The crucial next step is a successful harmonisation and application of the standards, she said.

“To be effective, the standards will need to be brought into regulation around the world, together with associated enforcement, monitoring, governance and controls, assurance, and training.

“Worldwide adoption is needed to achieve true harmonisation, to replace the alphabet soup of voluntary standards and frameworks.”

The newly-formed board will strive to produce an extensive global baseline of sustainability disclosure standards designed to reflect investors’ demands.

It will consolidate with the Climate Disclosure Standards Board (CDSB) and the Value Reporting Foundation (VRF) by June 2022, resulting in the formation of a new global standards setter. The board’s inception was also accompanied by the publication of prototype climate disclosure requirements.

“Internal auditors have a vital role to play in providing assurance to the audit committee that these new requirements are being met,” said Hayes.

Audit committees and ESG reporting

Poole went on to highlight the significance of embedding environmental, social and governance (ESG) reporting principles into the organisation, arguing that a multi-year programme to build capacity and establish new KPIs will be required.

“The crux of the matter is that ESG must be integrated into the core of the business,” she said.

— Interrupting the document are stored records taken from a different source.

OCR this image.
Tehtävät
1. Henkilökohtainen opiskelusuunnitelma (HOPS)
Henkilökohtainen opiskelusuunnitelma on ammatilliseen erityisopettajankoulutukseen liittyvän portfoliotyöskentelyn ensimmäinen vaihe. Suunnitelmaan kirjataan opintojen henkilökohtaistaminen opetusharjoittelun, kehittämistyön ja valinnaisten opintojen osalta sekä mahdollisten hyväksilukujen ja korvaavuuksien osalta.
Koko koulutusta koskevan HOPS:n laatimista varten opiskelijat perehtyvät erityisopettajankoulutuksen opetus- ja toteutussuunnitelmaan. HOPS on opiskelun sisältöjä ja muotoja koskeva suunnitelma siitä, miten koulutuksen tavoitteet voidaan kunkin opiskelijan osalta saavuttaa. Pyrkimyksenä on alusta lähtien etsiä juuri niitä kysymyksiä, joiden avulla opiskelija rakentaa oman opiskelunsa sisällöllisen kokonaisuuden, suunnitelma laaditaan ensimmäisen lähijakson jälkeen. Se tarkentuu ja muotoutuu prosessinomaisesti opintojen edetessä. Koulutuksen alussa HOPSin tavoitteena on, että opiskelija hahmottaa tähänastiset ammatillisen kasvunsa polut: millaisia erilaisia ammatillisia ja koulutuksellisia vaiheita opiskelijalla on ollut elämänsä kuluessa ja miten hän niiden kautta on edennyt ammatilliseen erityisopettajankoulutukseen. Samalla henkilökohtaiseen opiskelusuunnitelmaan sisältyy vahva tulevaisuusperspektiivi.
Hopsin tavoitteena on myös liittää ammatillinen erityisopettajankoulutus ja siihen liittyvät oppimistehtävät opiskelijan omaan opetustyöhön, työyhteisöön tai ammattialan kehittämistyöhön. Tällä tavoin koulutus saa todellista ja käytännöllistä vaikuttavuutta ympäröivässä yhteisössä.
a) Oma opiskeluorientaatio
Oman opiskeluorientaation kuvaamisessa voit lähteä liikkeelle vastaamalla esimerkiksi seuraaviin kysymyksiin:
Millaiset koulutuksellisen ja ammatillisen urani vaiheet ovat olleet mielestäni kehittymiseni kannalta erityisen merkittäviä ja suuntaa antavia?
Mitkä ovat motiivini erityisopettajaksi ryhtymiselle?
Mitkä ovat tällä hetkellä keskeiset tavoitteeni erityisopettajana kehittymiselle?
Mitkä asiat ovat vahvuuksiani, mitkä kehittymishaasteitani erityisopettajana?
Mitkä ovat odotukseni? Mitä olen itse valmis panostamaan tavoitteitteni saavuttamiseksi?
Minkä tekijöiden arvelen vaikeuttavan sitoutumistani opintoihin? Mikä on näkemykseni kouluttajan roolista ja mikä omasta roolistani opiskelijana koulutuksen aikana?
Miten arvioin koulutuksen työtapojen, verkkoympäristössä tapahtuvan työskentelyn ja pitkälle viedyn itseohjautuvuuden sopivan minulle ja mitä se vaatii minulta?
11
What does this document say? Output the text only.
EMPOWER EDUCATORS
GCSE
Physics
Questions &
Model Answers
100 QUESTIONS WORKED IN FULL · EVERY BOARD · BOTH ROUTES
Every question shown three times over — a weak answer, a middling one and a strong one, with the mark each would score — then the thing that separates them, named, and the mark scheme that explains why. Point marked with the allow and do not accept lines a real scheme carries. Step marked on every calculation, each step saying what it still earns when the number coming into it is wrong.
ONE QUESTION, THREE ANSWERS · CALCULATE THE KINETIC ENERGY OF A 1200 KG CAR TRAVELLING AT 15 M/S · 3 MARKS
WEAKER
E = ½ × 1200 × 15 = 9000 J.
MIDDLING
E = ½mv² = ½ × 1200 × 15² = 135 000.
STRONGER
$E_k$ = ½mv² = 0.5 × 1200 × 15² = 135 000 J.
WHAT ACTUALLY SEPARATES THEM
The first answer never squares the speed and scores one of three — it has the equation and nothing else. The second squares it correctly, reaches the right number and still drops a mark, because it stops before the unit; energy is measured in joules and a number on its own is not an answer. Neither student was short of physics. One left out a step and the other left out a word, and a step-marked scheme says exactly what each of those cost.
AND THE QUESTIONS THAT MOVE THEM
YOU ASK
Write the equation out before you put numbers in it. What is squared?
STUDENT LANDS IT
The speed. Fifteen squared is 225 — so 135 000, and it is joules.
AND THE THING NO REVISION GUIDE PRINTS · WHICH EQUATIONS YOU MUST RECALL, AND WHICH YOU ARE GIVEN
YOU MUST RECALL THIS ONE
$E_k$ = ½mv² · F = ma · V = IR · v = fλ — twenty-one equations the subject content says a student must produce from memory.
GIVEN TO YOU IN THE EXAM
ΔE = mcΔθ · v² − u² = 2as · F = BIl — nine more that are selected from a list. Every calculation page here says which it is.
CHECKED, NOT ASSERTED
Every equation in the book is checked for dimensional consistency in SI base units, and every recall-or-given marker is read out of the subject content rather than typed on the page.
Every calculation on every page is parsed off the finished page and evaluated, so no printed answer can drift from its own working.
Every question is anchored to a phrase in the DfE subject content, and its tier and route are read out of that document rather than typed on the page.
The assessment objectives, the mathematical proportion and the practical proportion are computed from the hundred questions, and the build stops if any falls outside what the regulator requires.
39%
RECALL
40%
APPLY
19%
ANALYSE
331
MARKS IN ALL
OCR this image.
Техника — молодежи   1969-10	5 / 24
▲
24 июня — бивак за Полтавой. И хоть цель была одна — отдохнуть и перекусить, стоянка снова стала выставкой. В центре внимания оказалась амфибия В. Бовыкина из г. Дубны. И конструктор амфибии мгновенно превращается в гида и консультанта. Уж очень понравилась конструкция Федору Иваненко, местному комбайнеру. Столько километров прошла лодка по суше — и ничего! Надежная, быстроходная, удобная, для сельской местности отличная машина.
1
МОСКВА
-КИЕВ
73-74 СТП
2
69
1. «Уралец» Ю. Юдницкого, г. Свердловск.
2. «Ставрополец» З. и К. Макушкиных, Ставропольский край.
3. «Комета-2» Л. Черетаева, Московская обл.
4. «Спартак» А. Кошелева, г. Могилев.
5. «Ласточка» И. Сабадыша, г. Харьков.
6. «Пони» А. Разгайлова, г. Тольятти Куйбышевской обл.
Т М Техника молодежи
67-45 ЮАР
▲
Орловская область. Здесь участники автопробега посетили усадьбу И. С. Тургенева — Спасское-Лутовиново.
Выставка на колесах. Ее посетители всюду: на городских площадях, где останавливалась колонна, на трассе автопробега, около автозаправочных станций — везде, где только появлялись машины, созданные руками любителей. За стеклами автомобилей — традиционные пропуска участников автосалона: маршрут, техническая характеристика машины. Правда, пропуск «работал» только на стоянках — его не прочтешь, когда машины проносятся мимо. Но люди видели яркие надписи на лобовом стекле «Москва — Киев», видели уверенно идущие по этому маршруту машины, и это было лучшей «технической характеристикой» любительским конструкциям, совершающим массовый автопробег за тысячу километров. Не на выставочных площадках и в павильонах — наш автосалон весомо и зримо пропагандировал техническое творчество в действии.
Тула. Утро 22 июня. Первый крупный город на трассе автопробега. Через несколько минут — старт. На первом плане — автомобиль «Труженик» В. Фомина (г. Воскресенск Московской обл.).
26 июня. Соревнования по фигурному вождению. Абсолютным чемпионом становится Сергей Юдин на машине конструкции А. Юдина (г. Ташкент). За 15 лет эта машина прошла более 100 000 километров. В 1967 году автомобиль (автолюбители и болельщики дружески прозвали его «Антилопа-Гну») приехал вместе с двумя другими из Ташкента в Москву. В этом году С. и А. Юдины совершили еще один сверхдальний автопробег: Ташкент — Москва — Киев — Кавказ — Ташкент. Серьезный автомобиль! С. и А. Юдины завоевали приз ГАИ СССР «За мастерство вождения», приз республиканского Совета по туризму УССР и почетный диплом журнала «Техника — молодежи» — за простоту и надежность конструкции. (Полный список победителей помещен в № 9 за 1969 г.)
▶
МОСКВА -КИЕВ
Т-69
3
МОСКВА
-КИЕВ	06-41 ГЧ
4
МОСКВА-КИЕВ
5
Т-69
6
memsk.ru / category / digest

“Taking a holistic view of the factors that can create or erode value over time often demands organisational change, business model transformation, and a cultural shift.”

But according to Hayes, the incoming Task Force of Climate-Related Financial Disclosures framework is “the most important thing to be mindful of on ESG reporting”.

From April 2022, the framework will compel over 1,300 of the UK’s largest listed companies and financial institutions to disclose climate-related financial information.

“If audit committees aren’t yet fully up to speed on their exposure to climate risks and reporting on it, they will very soon need to be,” he said.